I promise I won’t leave you wondering about that bicarb number for long, so check back on Eli’s blog soon.
With love and appreciation,
Tuesday, April 8, 2008
I'm sure there are a bunch of medical facts I could fire at you all, but it's hard to focus on the bad or the pressing when Elijah is smiling and eating and waving. He's asleep, I'm going to bed, and I pray all the big boys and girls reading this take a moment to reflect on the good things in their lives for a few moments. If that constitutes a state of denial, I figure, hey, everyone's earned the right for one night.
Monday, April 7, 2008
Seven weeks in the hospital, including the skull surgery in early February. Seven weeks and counting.
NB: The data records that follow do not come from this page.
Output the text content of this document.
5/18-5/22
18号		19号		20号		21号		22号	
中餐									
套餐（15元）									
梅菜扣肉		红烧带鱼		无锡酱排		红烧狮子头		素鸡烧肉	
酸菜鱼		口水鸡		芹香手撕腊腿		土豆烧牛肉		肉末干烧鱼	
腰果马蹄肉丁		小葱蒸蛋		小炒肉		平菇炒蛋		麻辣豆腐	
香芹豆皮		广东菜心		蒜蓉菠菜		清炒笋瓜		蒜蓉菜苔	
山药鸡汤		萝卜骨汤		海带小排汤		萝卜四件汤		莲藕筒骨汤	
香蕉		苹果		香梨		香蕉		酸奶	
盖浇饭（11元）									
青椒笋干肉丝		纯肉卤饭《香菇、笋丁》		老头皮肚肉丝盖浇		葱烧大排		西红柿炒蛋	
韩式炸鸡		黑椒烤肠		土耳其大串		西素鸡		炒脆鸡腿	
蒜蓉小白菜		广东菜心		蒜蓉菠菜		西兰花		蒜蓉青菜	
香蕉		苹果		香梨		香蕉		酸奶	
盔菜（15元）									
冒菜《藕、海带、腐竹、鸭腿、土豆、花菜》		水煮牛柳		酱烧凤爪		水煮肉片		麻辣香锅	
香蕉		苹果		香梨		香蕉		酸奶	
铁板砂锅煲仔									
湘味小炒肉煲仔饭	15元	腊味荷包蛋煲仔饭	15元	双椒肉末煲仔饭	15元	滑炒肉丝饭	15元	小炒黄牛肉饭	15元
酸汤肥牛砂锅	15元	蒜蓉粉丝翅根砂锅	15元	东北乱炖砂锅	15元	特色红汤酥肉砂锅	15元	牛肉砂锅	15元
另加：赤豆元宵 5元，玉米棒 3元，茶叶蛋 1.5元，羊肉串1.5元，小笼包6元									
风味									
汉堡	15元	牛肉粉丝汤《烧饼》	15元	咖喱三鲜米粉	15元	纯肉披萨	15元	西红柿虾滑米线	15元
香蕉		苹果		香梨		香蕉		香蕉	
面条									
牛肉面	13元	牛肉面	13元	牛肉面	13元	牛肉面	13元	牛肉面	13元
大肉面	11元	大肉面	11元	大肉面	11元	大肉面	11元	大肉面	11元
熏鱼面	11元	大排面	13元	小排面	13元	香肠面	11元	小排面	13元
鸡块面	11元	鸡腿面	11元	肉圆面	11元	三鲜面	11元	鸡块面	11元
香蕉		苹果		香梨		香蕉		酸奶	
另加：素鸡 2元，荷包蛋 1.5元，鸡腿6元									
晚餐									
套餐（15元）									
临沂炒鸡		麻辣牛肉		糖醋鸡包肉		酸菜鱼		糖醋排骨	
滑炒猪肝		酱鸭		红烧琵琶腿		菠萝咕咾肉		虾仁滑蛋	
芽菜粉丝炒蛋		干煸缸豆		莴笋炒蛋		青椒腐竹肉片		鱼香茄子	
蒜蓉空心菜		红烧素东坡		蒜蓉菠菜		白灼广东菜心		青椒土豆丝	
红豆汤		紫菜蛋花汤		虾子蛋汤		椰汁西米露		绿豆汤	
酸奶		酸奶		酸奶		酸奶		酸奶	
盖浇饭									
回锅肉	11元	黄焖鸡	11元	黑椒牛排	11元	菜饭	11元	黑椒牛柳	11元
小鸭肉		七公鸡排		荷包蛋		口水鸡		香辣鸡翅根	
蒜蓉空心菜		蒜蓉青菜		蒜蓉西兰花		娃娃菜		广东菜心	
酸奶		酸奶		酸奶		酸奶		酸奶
Elijah is happy as a clam today, and looking more healthy every day, but there are still several questions about his nutrition and the chemistry in his guts. Basically, the doctors are being extra-cautious. They've tried to send him home twice, both times believing he was all set, only to see him return, and they don't want it to happen again. I couldn't agree more.
Pray like crazy.
Friday, April 4, 2008
I am embarrassed to say that I don't know how many days we've been in the hospital this time, but I never was that good at math, so I'm not excessively embarrassed. On the bright side, I know how to spell "embarrassed."
Elijah is back to his old happy self, and it's really neat to see. He laughs instead of cries when the nurses come in, and he isn't in any pain when the food is going either in or out. You have no idea, or maybe you do, what it does for our state of mind to know he's at least moving in the right direction, and he knows it.
So what are we still doing here? It all comes down to nutrition. The events of the last two months have burned away the lining of his stomach and intestines. There's supposed to be a bunch of hair-like things (vilia, I think) that absorb food, and make the walls look like a shag rug, but at the moment Elijah's lining is more like a lead pipe.
The gastro-intestinal docs are taking extraordinary steps to produce the perfect ratio of formula to IV fluids, as they prepare Eli to once again go home without the IV. They've also given him a new formula to replace the Neocate (remember, the anti-carb stuff), and tonight he starting a THIRD formula, one that's much less exotic (e.g. easy to buy at Wal-Mart) and soy-based. Still, it's new to him. What's more, they're adding different sugar compounds to see what he'll tolerate, in order to bolster his carb intake. Reminds me of chem class in high school, all those measuring flasks and bubbling beakers and whatnot. I never knew what those guys were talking about, either.
Elijah has slipped slightly in his weight, to 11 lb. 10 oz. His weight is a genuine roller-coaster ride, and the only thing that will stop the cycle is regular formula-only feeds and lots of sleep. The goal is to go home on Monday or Tuesday of next week, but we know what it means to go home TOO soon. Trust me, as long as he's getting really good care from the nurses and docs, we're in no hurry to leave.
Just the same, keep those prayers going full force.